Adjusting the dose based on what the radiologist is looking for is a well-known concept and an important one that the project hopes to optimize.
"From the research we've done in many different areas, what looks aesthetically pleasing does not always correlate with diagnostic efficacy," which is variable, he said. Reader perception studies are time-consuming, tedious, and subjective.
Distortion metrics
In a different approach, the field of visual discrimination model (VDM) distortion metrics uses a mathematical model that simulates physiological responses of the eye and visual cortex to patterns of contrast, Siegel said. Traditionally used for studies of image compression, it allows researchers to determine to what extent a human can make the distinction between one image and another image.
Much research using VDM has gone into image compression studies, which aim to determine how much data compression can be applied before an image is perceived as different from a full-size dataset. The concept has not been applied to dose reduction, but it has much more potential than signal-to-noise ratio to determine what makes a diagnostic image, "comparing a higher-dose with a lower-dose image and then asking the question, 'Is there a perceptual difference?' " Siegel said.
The point at which the change is noticed can be expressed as JND, or "just-noticeable difference," which can be scored numerically to grade the degree of difference between two images, he explained.
JND data can be used to determine optimal dose and could help determine the impact of dose-reduction algorithms or alternative reconstruction techniques such as iterative reconstruction. The results could be used to determine optimal dose for a repeat CT study or could determine optimal dose on the fly while a study is being performed.
The application being developed by Siegel and colleagues includes a mixture of pink and white noise corresponding to the Philips scanner output, as well as image artifacts. The images are very realistic, and the results of a simulated 10-mAs scan are much closer -- both visually and quantitatively -- to a real scan acquired at 10 mAs, Siegel said.
Full model noise estimation of an image acquired in a pelvic phantom includes detector noise and artifacts. The result is virtually indistinguishable from a real ultralow-dose scan. All images courtesy of Dr. Eliot Siegel. |
"When you take into account the detector noise, you have almost a perfect match between a real scan and a simulated scan," he said. "If we can simulate these really low doses, then we can start looking at the potential for taking a scan, simulating what it would be like at a lower dose, and then being able to determine what dose to actually use in our patients."
Accurate simulation of dose could serve in multiple ways, he said. Exams could be retrospectively reviewed and techniques could be set based on subjective image quality. And previous imaging studies could serve as a guide for using dose in a current patient visit.

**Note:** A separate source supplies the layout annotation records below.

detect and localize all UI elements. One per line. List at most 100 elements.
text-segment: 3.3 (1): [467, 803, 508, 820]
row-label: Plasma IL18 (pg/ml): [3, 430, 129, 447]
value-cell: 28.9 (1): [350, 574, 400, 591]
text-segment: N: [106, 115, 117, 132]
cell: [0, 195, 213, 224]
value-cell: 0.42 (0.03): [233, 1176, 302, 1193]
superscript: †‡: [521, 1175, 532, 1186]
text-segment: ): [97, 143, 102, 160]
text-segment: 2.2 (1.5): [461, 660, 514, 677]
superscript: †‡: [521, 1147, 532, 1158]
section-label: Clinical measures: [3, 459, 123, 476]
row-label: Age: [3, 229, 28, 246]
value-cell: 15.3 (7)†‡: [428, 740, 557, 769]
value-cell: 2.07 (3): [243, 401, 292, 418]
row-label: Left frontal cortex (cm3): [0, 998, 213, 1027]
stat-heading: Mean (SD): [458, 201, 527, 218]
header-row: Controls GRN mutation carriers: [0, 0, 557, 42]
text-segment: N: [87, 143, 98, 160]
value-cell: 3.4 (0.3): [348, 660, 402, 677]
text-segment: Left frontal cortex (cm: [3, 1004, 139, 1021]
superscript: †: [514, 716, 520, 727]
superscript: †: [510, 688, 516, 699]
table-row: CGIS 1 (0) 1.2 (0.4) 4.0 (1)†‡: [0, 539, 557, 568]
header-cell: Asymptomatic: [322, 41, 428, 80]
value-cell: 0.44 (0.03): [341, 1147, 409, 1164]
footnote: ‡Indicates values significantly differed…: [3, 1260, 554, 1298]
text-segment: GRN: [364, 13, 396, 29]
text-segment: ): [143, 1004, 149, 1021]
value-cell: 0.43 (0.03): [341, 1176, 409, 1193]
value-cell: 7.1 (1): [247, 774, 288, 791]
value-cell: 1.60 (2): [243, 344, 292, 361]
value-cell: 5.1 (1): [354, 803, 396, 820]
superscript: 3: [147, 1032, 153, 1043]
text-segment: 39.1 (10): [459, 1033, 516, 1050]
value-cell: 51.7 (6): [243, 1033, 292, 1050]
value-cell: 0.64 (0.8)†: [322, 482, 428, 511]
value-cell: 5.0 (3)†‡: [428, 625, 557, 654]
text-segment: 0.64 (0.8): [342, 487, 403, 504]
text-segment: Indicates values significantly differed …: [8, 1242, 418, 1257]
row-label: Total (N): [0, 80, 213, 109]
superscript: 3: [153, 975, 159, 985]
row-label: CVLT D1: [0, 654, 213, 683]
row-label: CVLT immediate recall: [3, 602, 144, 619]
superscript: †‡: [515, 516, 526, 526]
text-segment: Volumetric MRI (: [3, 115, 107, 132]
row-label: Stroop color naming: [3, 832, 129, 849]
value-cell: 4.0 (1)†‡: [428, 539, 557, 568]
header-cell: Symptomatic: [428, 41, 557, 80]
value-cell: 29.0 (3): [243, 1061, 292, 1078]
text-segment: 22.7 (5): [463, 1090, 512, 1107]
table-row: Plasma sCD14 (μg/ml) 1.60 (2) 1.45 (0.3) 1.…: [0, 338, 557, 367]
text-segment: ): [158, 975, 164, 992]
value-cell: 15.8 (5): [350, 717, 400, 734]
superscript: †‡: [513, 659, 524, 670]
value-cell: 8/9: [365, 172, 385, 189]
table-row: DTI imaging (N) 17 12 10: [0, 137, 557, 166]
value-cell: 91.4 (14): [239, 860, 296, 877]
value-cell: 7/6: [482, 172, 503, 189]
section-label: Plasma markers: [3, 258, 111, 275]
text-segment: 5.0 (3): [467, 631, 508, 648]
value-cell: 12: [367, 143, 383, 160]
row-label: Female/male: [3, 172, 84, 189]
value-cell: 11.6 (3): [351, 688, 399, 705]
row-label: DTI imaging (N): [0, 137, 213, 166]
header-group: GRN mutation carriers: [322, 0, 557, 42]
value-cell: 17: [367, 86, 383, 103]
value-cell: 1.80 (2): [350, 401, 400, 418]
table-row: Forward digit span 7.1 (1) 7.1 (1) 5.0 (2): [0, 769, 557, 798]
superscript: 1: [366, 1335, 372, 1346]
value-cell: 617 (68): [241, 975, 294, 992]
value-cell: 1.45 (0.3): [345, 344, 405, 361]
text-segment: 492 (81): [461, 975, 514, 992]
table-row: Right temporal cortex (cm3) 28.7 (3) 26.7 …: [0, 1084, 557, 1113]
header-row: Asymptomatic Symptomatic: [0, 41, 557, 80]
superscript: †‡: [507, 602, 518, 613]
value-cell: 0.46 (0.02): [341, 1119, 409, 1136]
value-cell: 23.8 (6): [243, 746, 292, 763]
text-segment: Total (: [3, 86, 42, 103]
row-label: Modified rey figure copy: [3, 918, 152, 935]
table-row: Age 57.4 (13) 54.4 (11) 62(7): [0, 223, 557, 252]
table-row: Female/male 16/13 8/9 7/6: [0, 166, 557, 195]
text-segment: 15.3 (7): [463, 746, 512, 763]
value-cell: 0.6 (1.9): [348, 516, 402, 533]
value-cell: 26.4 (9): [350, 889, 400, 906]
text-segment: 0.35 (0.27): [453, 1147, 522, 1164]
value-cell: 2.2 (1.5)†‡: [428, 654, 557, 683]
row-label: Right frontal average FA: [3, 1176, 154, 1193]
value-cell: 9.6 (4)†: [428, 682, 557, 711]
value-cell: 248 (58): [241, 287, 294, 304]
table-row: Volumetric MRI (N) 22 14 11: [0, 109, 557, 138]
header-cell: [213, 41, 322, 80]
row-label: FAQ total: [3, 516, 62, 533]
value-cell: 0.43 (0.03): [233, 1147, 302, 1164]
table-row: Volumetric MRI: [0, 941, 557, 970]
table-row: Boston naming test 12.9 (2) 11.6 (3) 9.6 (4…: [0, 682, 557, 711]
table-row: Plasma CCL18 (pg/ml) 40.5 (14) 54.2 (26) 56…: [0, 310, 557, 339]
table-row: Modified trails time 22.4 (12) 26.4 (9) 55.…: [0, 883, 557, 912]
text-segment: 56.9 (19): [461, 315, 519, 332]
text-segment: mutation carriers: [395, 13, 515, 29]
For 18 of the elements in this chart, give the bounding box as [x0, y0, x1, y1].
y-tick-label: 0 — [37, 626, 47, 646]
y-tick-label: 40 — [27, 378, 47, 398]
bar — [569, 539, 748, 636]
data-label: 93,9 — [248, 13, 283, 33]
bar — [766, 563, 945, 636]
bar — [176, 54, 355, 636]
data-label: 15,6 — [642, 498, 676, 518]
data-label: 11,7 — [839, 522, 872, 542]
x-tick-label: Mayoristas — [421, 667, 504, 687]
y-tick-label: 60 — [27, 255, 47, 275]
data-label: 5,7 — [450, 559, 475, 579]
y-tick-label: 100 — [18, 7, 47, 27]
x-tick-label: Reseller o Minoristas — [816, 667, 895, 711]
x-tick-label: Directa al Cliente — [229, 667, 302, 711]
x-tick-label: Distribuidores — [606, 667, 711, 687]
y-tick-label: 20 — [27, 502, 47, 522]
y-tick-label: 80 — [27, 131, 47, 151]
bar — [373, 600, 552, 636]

"This optimization could be automated using this JND perceptual model," he said. "We could actually scan at lower doses by predicting the fact that there will be minimal difference" in the resulting images.
Once the JND is established, a scan could be acquired at a reduced dose based on a combination of JND and the simulated scan, Siegel said.
"The potential to add in detector noise to simulate lower doses gives us tremendous ability to be able to simulate what the actual image will look like," he said.
Siegel envisions a fully automated system that suggests a dose based on all of the available data. The radiologist could accept the automated suggestion, or simply use the tool manually to try out potential dose settings until they deliver the elements the radiologist wants to visualize.